Google’s Translator reveals a neat new trick

Ever since Star Trek coined the idea of a universal translator, someone has been trying to come up with something close, and while we don’t yet have a Babel fish for our eyes and ears, Google has an app with a neat new trick that gets close.

If you’ve never played with Google Translator, you’re missing out on one of Google’s software masterpieces. We’ve seen translation systems over the years from all sorts of companies, and we even remember when the old AltaVista one which was even named for the Hitchhiker’s Guide mythical fish that translated languages and is now built into Microsoft’s Bing search engine.

Still, as cool as that one was, Google’s may go even further.

The latest update to Google’s Translator app includes the ability to interpret signs and printed text in real time, replacing what the sign shows by just aiming your phone’s camera at it.

For instance, if you don’t know what an appliance says in the laundry room and you’re from France vacationing in Australia, you can use Google Translator’s camera to take a gander at the text and convert it to your native tongue, as seen in the above image.

If perhaps you speak Russian and you just bought a pack of bandaids in Australia, you probably know what these are going to be used for, but just in case, here’s the translation in Russian (below).

Google’s Translator additions will work going from another language back to English, and it’s a pretty easy app to use, simply selecting the languages you’re going from to the language you want before you begin, and then pressing the camera icon.

From there, the app translates most of what we looked at, replacing the text on screen as you can see in the images above, with the translation working in English, German, French, Italian, Portuguese, Spanish, and Russian, with more languages expected soon.

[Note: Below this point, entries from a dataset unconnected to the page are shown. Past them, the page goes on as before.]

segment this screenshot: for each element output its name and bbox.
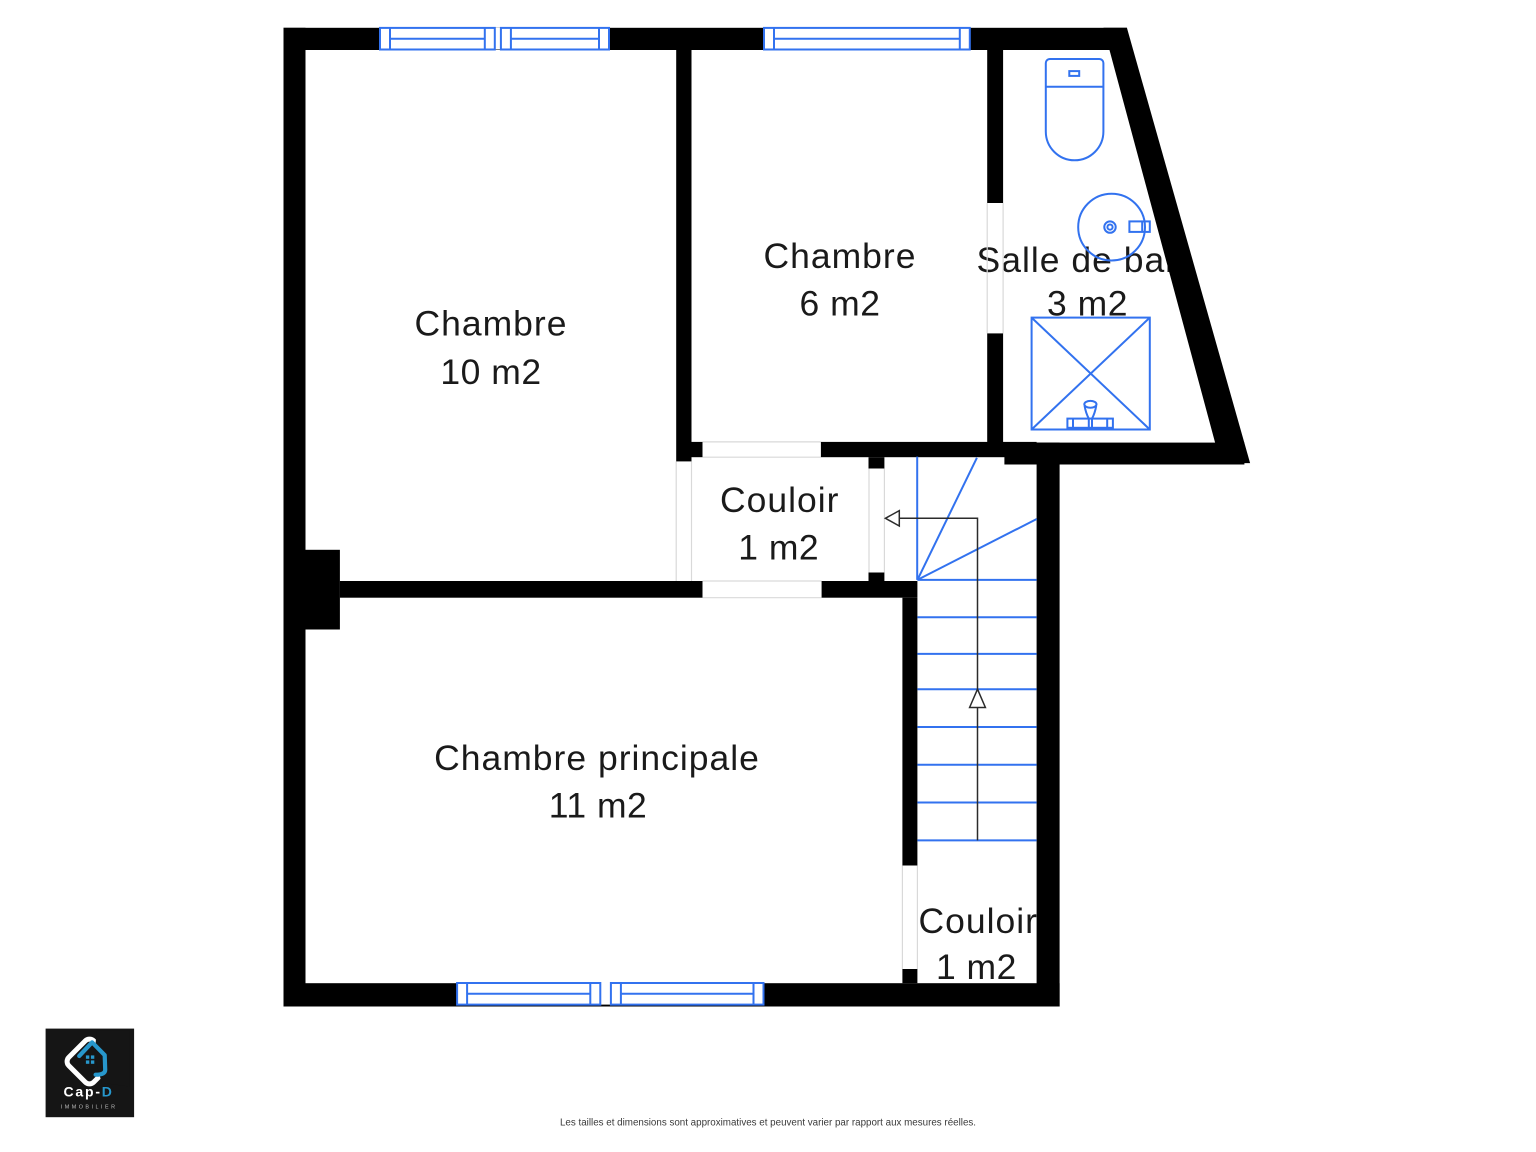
svg-text:10 m2: 10 m2 [440, 352, 541, 392]
svg-text:Couloir: Couloir [720, 480, 839, 520]
svg-text:11 m2: 11 m2 [549, 786, 648, 826]
svg-text:Couloir: Couloir [918, 901, 1037, 941]
svg-text:1 m2: 1 m2 [738, 528, 819, 568]
svg-text:Les tailles et dimensions sont: Les tailles et dimensions sont approxima… [560, 1118, 976, 1129]
svg-text:Salle de bain: Salle de bain [977, 240, 1195, 280]
svg-text:Chambre: Chambre [763, 236, 916, 276]
svg-text:IMMOBILIER: IMMOBILIER [61, 1105, 118, 1111]
svg-text:Chambre: Chambre [414, 304, 567, 344]
svg-text:Cap-D: Cap-D [63, 1083, 113, 1099]
svg-text:6 m2: 6 m2 [800, 284, 881, 324]
svg-text:Chambre principale: Chambre principale [434, 738, 760, 778]
svg-text:1 m2: 1 m2 [936, 947, 1017, 987]
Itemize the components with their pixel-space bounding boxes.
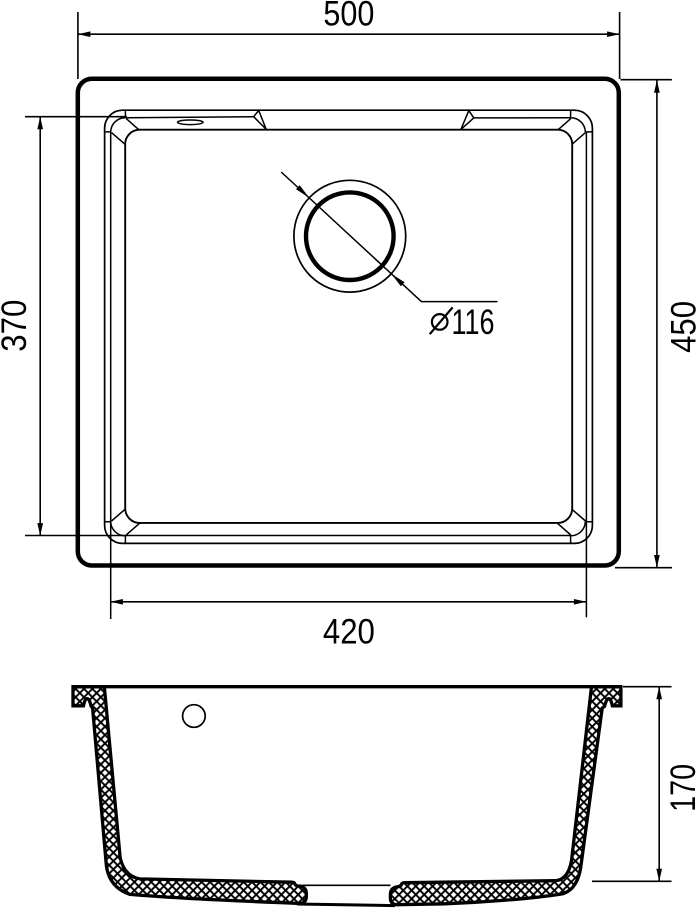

But we don’t always have signs to scan, and so for those times when you need someone to talk to you, and you really need that babel fish in your ear, Google’s Translation app will now recognise one of the languages of someone speaking.

You might be in Paris and need a translation of someone saying something at a coffee shop. If this is you, the app can be set from French to English and the microphone pressed, with the app picking up on the language and translating much of it in real time with text on the screen.

If you need to say something in return, you can say it to the phone and it will translate it back to the other language, both in words and with a spoken voice. Easy.

Google’s additions to the Translate app should be rolling out now, with the app available for free across Android and Apple’s iOS.